In effect this is a subset of Bob et al's requirements
- Region Name: box
- cframe     : FK5

The main reaosn for this is that it can be specified automatically using
readily available algorithms - finding extrema and using standard
coordinate conversions.  The other suggestions from Bob et al.  - and
AstroGrid - (e.g. polygon, indexing) require work seems to me less urgent
than getting the skeleton Registry up and running.  For this reason it is
a good starting point for the International Registry which does not want
to be more complex than more local ones, I woudl think.
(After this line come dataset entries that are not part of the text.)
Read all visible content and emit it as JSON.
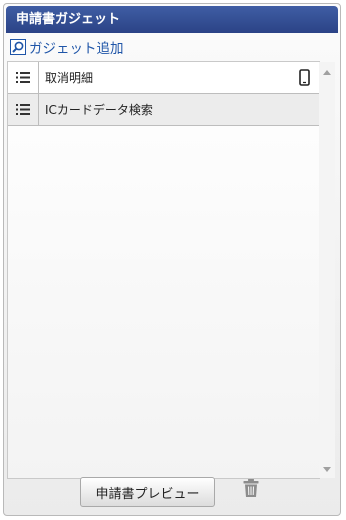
{
  "header": {
    "title": "申請書ガジェット"
  },
  "add_gadget": {
    "label": "ガジェット追加",
    "icon": "search-icon"
  },
  "gadgets": [
    {
      "label": "取消明細",
      "handle_icon": "list-icon",
      "mobile_icon": "mobile-phone-icon"
    },
    {
      "label": "ICカードデータ検索",
      "handle_icon": "list-icon"
    }
  ],
  "footer": {
    "preview_label": "申請書プレビュー",
    "delete_icon": "trash-icon"
  },
  "colors": {
    "header_bg": "#2f4a8f",
    "link": "#1f55a8"
  }
}
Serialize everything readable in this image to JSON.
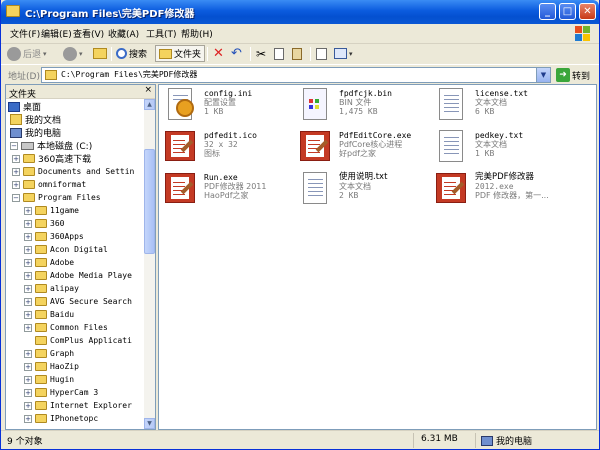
{
  "window": {
    "title": "C:\\Program Files\\完美PDF修改器",
    "controls": {
      "minimize": "_",
      "maximize": "□",
      "close": "✕"
    }
  },
  "menu": [
    "文件(F)",
    "编辑(E)",
    "查看(V)",
    "收藏(A)",
    "工具(T)",
    "帮助(H)"
  ],
  "toolbar": {
    "back": "后退",
    "search": "搜索",
    "folders": "文件夹"
  },
  "address": {
    "label": "地址(D)",
    "value": "C:\\Program Files\\完美PDF修改器",
    "go": "转到"
  },
  "folder_pane": {
    "title": "文件夹",
    "close": "×",
    "items": [
      {
        "label": "桌面",
        "level": 0,
        "expander": ""
      },
      {
        "label": "我的文档",
        "level": 1,
        "expander": ""
      },
      {
        "label": "我的电脑",
        "level": 1,
        "expander": ""
      },
      {
        "label": "本地磁盘 (C:)",
        "level": 2,
        "expander": "−"
      },
      {
        "label": "360高速下载",
        "level": 3,
        "expander": "+"
      },
      {
        "label": "Documents and Settin",
        "level": 3,
        "expander": "+"
      },
      {
        "label": "omniformat",
        "level": 3,
        "expander": "+"
      },
      {
        "label": "Program Files",
        "level": 3,
        "expander": "−"
      },
      {
        "label": "11game",
        "level": 4,
        "expander": "+"
      },
      {
        "label": "360",
        "level": 4,
        "expander": "+"
      },
      {
        "label": "360Apps",
        "level": 4,
        "expander": "+"
      },
      {
        "label": "Acon Digital",
        "level": 4,
        "expander": "+"
      },
      {
        "label": "Adobe",
        "level": 4,
        "expander": "+"
      },
      {
        "label": "Adobe Media Playe",
        "level": 4,
        "expander": "+"
      },
      {
        "label": "alipay",
        "level": 4,
        "expander": "+"
      },
      {
        "label": "AVG Secure Search",
        "level": 4,
        "expander": "+"
      },
      {
        "label": "Baidu",
        "level": 4,
        "expander": "+"
      },
      {
        "label": "Common Files",
        "level": 4,
        "expander": "+"
      },
      {
        "label": "ComPlus Applicati",
        "level": 4,
        "expander": ""
      },
      {
        "label": "Graph",
        "level": 4,
        "expander": "+"
      },
      {
        "label": "HaoZip",
        "level": 4,
        "expander": "+"
      },
      {
        "label": "Hugin",
        "level": 4,
        "expander": "+"
      },
      {
        "label": "HyperCam 3",
        "level": 4,
        "expander": "+"
      },
      {
        "label": "Internet Explorer",
        "level": 4,
        "expander": "+"
      },
      {
        "label": "IPhonetopc",
        "level": 4,
        "expander": "+"
      }
    ]
  },
  "files": [
    {
      "name": "config.ini",
      "line2": "配置设置",
      "line3": "1 KB",
      "icon": "gear-file-icon"
    },
    {
      "name": "fpdfcjk.bin",
      "line2": "BIN 文件",
      "line3": "1,475 KB",
      "icon": "bin-file-icon"
    },
    {
      "name": "license.txt",
      "line2": "文本文档",
      "line3": "6 KB",
      "icon": "text-file-icon"
    },
    {
      "name": "pdfedit.ico",
      "line2": "32 x 32",
      "line3": "图标",
      "icon": "pdf-editor-icon"
    },
    {
      "name": "PdfEditCore.exe",
      "line2": "PdfCore核心进程",
      "line3": "好pdf之家",
      "icon": "pdf-editor-icon"
    },
    {
      "name": "pedkey.txt",
      "line2": "文本文档",
      "line3": "1 KB",
      "icon": "text-file-icon"
    },
    {
      "name": "Run.exe",
      "line2": "PDF修改器 2011",
      "line3": "HaoPdf之家",
      "icon": "pdf-editor-icon"
    },
    {
      "name": "使用说明.txt",
      "line2": "文本文档",
      "line3": "2 KB",
      "icon": "text-file-icon"
    },
    {
      "name": "完美PDF修改器",
      "line2": "2012.exe",
      "line3": "PDF 修改器，第一...",
      "icon": "pdf-editor-icon"
    }
  ],
  "status": {
    "count": "9 个对象",
    "size": "6.31 MB",
    "location": "我的电脑"
  }
}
Moreover, we should decide what extra details we do need in the light of
tests against real science cases, e.g. the ones which Mark Allen has
proposed and the other AstroGrid ones.  And, of course, for some data sets
angular coverage is not relevant anyway...

best wishes

Anita

- - - - - - - - - - - - - - - - - - - - - - - - - - - - - - - -
Dr. Anita M. S. Richards, AVO Astronomer
MERLIN/VLBI National Facility, University of Manchester,
Jodrell Bank Observatory, Macclesfield, Cheshire SK11 9DL, U.K.
tel +44 (0)1477 572683 (direct); 571321 (switchboard); 571618 (fax).